Was können wir von Post Daddies erwarten?

Einen Hybrid aus Revue, Improvisation, Lebensbeichte und Clownerie mit zwei wundervollen Schauspielern. Wobei Beichte nicht wörtlich zu nehmen ist, sondern es geht um eine Selbstbespiegelung. Wünsche, Träume und Lebenslügen werden gnadenlos, aber mit viel schwarzem Humor beleuchtet. Es geht uns um die Konfrontation mit verschiedenen Generationen, aber auch um einen Erfahrungsaustausch. Wie haben sich Lebensentwürfe und Kämpfe geändert? Was ist gleich geblieben? Wie blickt eine Generation, welche die AIDS-Epidemie und Ausgrenzung heftig erfahren hat, auf die woken Jungen und deren Grabenkämpfe? Während im ersten Teil des Stückes radikal und schonungslos abgerechnet wird, stellt der zweite Teil das Verbindende in den Vordergrund. Zusätzlich gibt es bei »Post Daddies« noch eine weitere kulturelle Reibungsfläche: zwei queere Israelis, die in Deutschland leben, mit einem deutschen Regisseur, der auch Wurzeln im Jemen hat.

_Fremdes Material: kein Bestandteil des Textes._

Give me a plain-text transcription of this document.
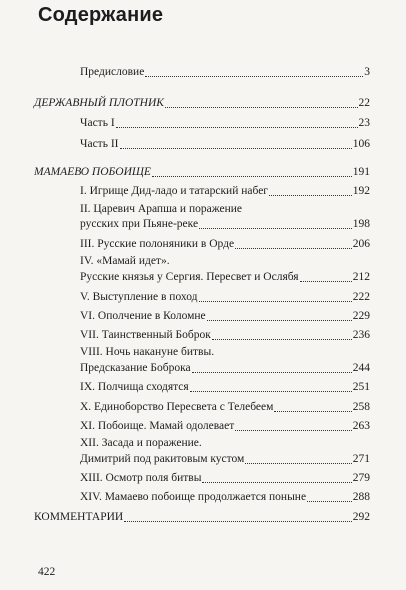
Содержание
Предисловие	3
ДЕРЖАВНЫЙ ПЛОТНИК	22
Часть I	23
Часть II	106
МАМАЕВО ПОБОИЩЕ	191
I. Игрище Дид-ладо и татарский набег	192
II. Царевич Арапша и поражение
русских при Пьяне-реке	198
III. Русские полоняники в Орде	206
IV. «Мамай идет».
Русские князья у Сергия. Пересвет и Ослябя	212
V. Выступление в поход	222
VI. Ополчение в Коломне	229
VII. Таинственный Боброк	236
VIII. Ночь накануне битвы.
Предсказание Боброка	244
IX. Полчища сходятся	251
X. Единоборство Пересвета с Телебеем	258
XI. Побоище. Мамай одолевает	263
XII. Засада и поражение.
Димитрий под ракитовым кустом	271
XIII. Осмотр поля битвы	279
XIV. Мамаево побоище продолжается поныне	288
КОММЕНТАРИИ	292
422
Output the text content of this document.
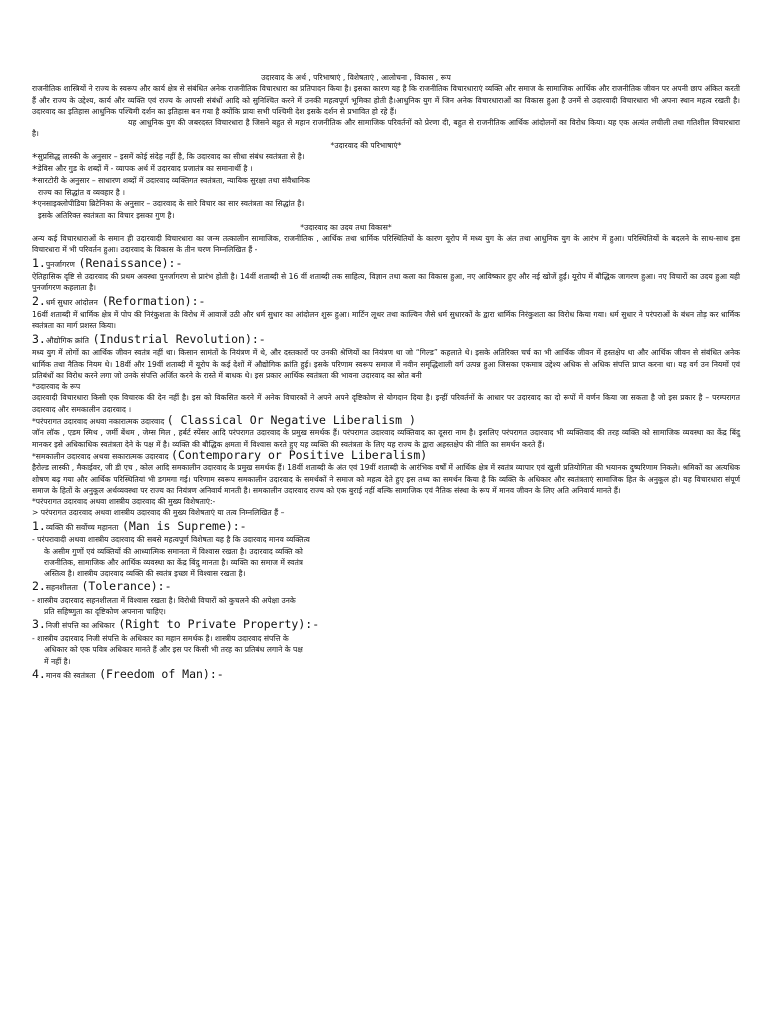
उदारवाद के अर्थ , परिभाषाएं , विशेषताएं , आलोचना , विकास , रूप
राजनीतिक शास्त्रियों ने राज्य के स्वरूप और कार्य क्षेत्र से संबंधित अनेक राजनीतिक विचारधारा का प्रतिपादन किया है। इसका कारण यह है कि राजनीतिक विचारधाराएं व्यक्ति और समाज के सामाजिक आर्थिक और राजनीतिक जीवन पर अपनी छाप अंकित करती हैं और राज्य के उद्देश्य, कार्य और व्यक्ति एवं राज्य के आपसी संबंधों आदि को सुनिश्चित करने में उनकी महत्वपूर्ण भूमिका होती है।आधुनिक युग में जिन अनेक विचारधाराओं का विकास हुआ है उनमें से उदारवादी विचारधारा भी अपना स्थान महत्व रखती है। उदारवाद का इतिहास आधुनिक पश्चिमी दर्शन का इतिहास बन गया है क्योंकि प्रायः सभी पश्चिमी देश इसके दर्शन से प्रभावित हो रहे हैं।
यह आधुनिक युग की जबरदस्त विचारधारा है जिसने बहुत से महान राजनीतिक और सामाजिक परिवर्तनों को प्रेरणा दी, बहुत से राजनीतिक आर्थिक आंदोलनों का विरोध किया। यह एक अत्यंत लचीली तथा गतिशील विचारधारा है।
*उदारवाद की परिभाषाएं*
*सुप्रसिद्ध लास्की के अनुसार – इसमें कोई संदेह नहीं है, कि उदारवाद का सीधा संबंध स्वतंत्रता से है।
*डेविस और गुड के शब्दों में - व्यापक अर्थ में उदारवाद प्रजातंत्र का समानार्थी है ।
*सारटोरी के अनुसार – साधारण शब्दों में उदारवाद व्यक्तिगत स्वतंत्रता, न्यायिक सुरक्षा तथा संवैधानिक
राज्य का सिद्धांत व व्यवहार है ।
*एनसाइक्लोपीडिया ब्रिटेनिका के अनुसार – उदारवाद के सारे विचार का सार स्वतंत्रता का सिद्धांत है।
इसके अतिरिक्त स्वतंत्रता का विचार इसका गुण है।
*उदारवाद का उदय तथा विकास*
अन्य कई विचारधाराओं के समान ही उदारवादी विचारधारा का जन्म तत्कालीन सामाजिक, राजनीतिक , आर्थिक तथा धार्मिक परिस्थितियों के कारण यूरोप में मध्य युग के अंत तथा आधुनिक युग के आरंभ में हुआ। परिस्थितियों के बदलने के साथ-साथ इस विचारधारा में भी परिवर्तन हुआ। उदारवाद के विकास के तीन चरण निम्नलिखित हैं -
1.पुनर्जागरण (Renaissance):-
ऐतिहासिक दृष्टि से उदारवाद की प्रथम अवस्था पुनर्जागरण से प्रारंभ होती है। 14वीं शताब्दी से 16 वीं शताब्दी तक साहित्य, विज्ञान तथा कला का विकास हुआ, नए आविष्कार हुए और नई खोजें हुईं। यूरोप में बौद्धिक जागरण हुआ। नए विचारों का उदय हुआ यही पुनर्जागरण कहलाता है।
2.धर्म सुधार आंदोलन (Reformation):-
16वीं शताब्दी में धार्मिक क्षेत्र में पोप की निरंकुशता के विरोध में आवाजें उठी और धर्म सुधार का आंदोलन शुरू हुआ। मार्टिन लूथर तथा काल्विन जैसे धर्म सुधारकों के द्वारा धार्मिक निरंकुशता का विरोध किया गया। धर्म सुधार ने परंपराओं के बंधन तोड़ कर धार्मिक स्वतंत्रता का मार्ग प्रशस्त किया।
3.औद्योगिक क्रांति (Industrial Revolution):-
मध्य युग में लोगों का आर्थिक जीवन स्वतंत्र नहीं था। किसान सामंतों के नियंत्रण में थे, और दस्तकारों पर उनकी श्रेणियों का नियंत्रण था जो “गिल्ड” कहलाते थे। इसके अतिरिक्त चर्च का भी आर्थिक जीवन में हस्तक्षेप था और आर्थिक जीवन से संबंधित अनेक धार्मिक तथा नैतिक नियम थे। 18वीं और 19वीं शताब्दी में यूरोप के कई देशों में औद्योगिक क्रांति हुई। इसके परिणाम स्वरूप समाज में नवीन समृद्धिशाली वर्ग उत्पन्न हुआ जिसका एकमात्र उद्देश्य अधिक से अधिक संपत्ति प्राप्त करना था। यह वर्ग उन नियमों एवं प्रतिबंधों का विरोध करने लगा जो उनके संपत्ति अर्जित करने के रास्ते में बाधक थे। इस प्रकार आर्थिक स्वतंत्रता की भावना उदारवाद का स्रोत बनी
*उदारवाद के रूप
उदारवादी विचारधारा किसी एक विचारक की देन नहीं है। इस को विकसित करने में अनेक विचारकों ने अपने अपने दृष्टिकोण से योगदान दिया है। इन्हीं परिवर्तनों के आधार पर उदारवाद का दो रूपों में वर्णन किया जा सकता है जो इस प्रकार है – परम्परागत उदारवाद और समकालीन उदारवाद ।
*परंपरागत उदारवाद अथवा नकारात्मक उदारवाद ( Classical Or Negative Liberalism )
जॉन लॉक , एडम स्मिथ , जर्मी बेंथम , जेम्स मिल , हर्बर्ट स्पेंसर आदि परंपरागत उदारवाद के प्रमुख समर्थक हैं। परंपरागत उदारवाद व्यक्तिवाद का दूसरा नाम है। इसलिए परंपरागत उदारवाद भी व्यक्तिवाद की तरह व्यक्ति को सामाजिक व्यवस्था का केंद्र बिंदु मानकर इसे अधिकाधिक स्वतंत्रता देने के पक्ष में है। व्यक्ति की बौद्धिक क्षमता में विश्वास करते हुए यह व्यक्ति की स्वतंत्रता के लिए यह राज्य के द्वारा अहस्तक्षेप की नीति का समर्थन करते हैं।
*समकालीन उदारवाद अथवा सकारात्मक उदारवाद (Contemporary or Positive Liberalism)
हैरोल्ड लास्की , मैकाईवर, जी डी एच , कोल आदि समकालीन उदारवाद के प्रमुख समर्थक हैं। 18वीं शताब्दी के अंत एवं 19वीं शताब्दी के आरंभिक वर्षों में आर्थिक क्षेत्र में स्वतंत्र व्यापार एवं खुली प्रतियोगिता की भयानक दुष्परिणाम निकले। श्रमिकों का अत्यधिक शोषण बढ़ गया और आर्थिक परिस्थितियां भी डगमगा गई। परिणाम स्वरूप समकालीन उदारवाद के समर्थकों ने समाज को महत्व देते हुए इस तथ्य का समर्थन किया है कि व्यक्ति के अधिकार और स्वतंत्रताएं सामाजिक हित के अनुकूल हो। यह विचारधारा संपूर्ण समाज के हितों के अनुकूल अर्थव्यवस्था पर राज्य का नियंत्रण अनिवार्य मानती है। समकालीन उदारवाद राज्य को एक बुराई नहीं बल्कि सामाजिक एवं नैतिक संस्था के रूप में मानव जीवन के लिए अति अनिवार्य मानते हैं।
*परंपरागत उदारवाद अथवा शास्त्रीय उदारवाद की मुख्य विशेषताएं:-
> परंपरागत उदारवाद अथवा शास्त्रीय उदारवाद की मुख्य विशेषताएं या तत्व निम्नलिखित हैं –
1.व्यक्ति की सर्वोच्च महानता (Man is Supreme):-
- परंपरावादी अथवा शास्त्रीय उदारवाद की सबसे महत्वपूर्ण विशेषता यह है कि उदारवाद मानव व्यक्तित्व
के असीम गुणों एवं व्यक्तियों की आध्यात्मिक समानता में विश्वास रखता है। उदारवाद व्यक्ति को
राजनीतिक, सामाजिक और आर्थिक व्यवस्था का केंद्र बिंदु मानता है। व्यक्ति का समाज में स्वतंत्र
अस्तित्व है। शास्त्रीय उदारवाद व्यक्ति की स्वतंत्र इच्छा में विश्वास रखता है।
2.सहनशीलता (Tolerance):-
- शास्त्रीय उदारवाद सहनशीलता में विश्वास रखता है। विरोधी विचारों को कुचलने की अपेक्षा उनके
प्रति सहिष्णुता का दृष्टिकोण अपनाना चाहिए।
3.निजी संपत्ति का अधिकार (Right to Private Property):-
- शास्त्रीय उदारवाद निजी संपत्ति के अधिकार का महान समर्थक है। शास्त्रीय उदारवाद संपत्ति के
अधिकार को एक पवित्र अधिकार मानते हैं और इस पर किसी भी तरह का प्रतिबंध लगाने के पक्ष
में नहीं है।
4.मानव की स्वतंत्रता (Freedom of Man):-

Wie hat sich das Ensemble zusammengefunden?

Ariel Nil Levy kannte und schätze ich schon länger als Schauspieler und Performer. Mich faszinieren seine Person und seine Arbeiten, auf der Bühne und im Film. An dem besagten Abend erzählte – eigentlich performte er auf eine ganz verspielte Art – ein paar seiner real erlebten Geschichten und das auf so eine urkomische und kluge Art und Weise und mit so einer großen Erzählkraft und Wut, dass ich sofort Lust auf eine gemeinsame Zusammenarbeit bekam. Dann schlug er mir die Idee vor, ob wir nicht Noam Meiri mit auf die Bühne holen wollen und ich war sofort damit einverstanden. Noam war an dem Abend ebenfalls Gast und ich fand auch seine Erzählungen ungemein reizvoll. Henri Maximilian Jakobs kam dann als Dritter an Bord, als uns klar war, dass wir einen guten Musiker mit dabei haben wollten und jemanden aus der jüngeren queeren Generation. Als Gegenpol zu uns Alten.

»Post Daddies« ist eine Stückentwicklung – heißt das, du musst als Regisseur Kontrolle abgeben? Welche Vor- bzw. Nachteile ergeben sich aus diesem Ansatz?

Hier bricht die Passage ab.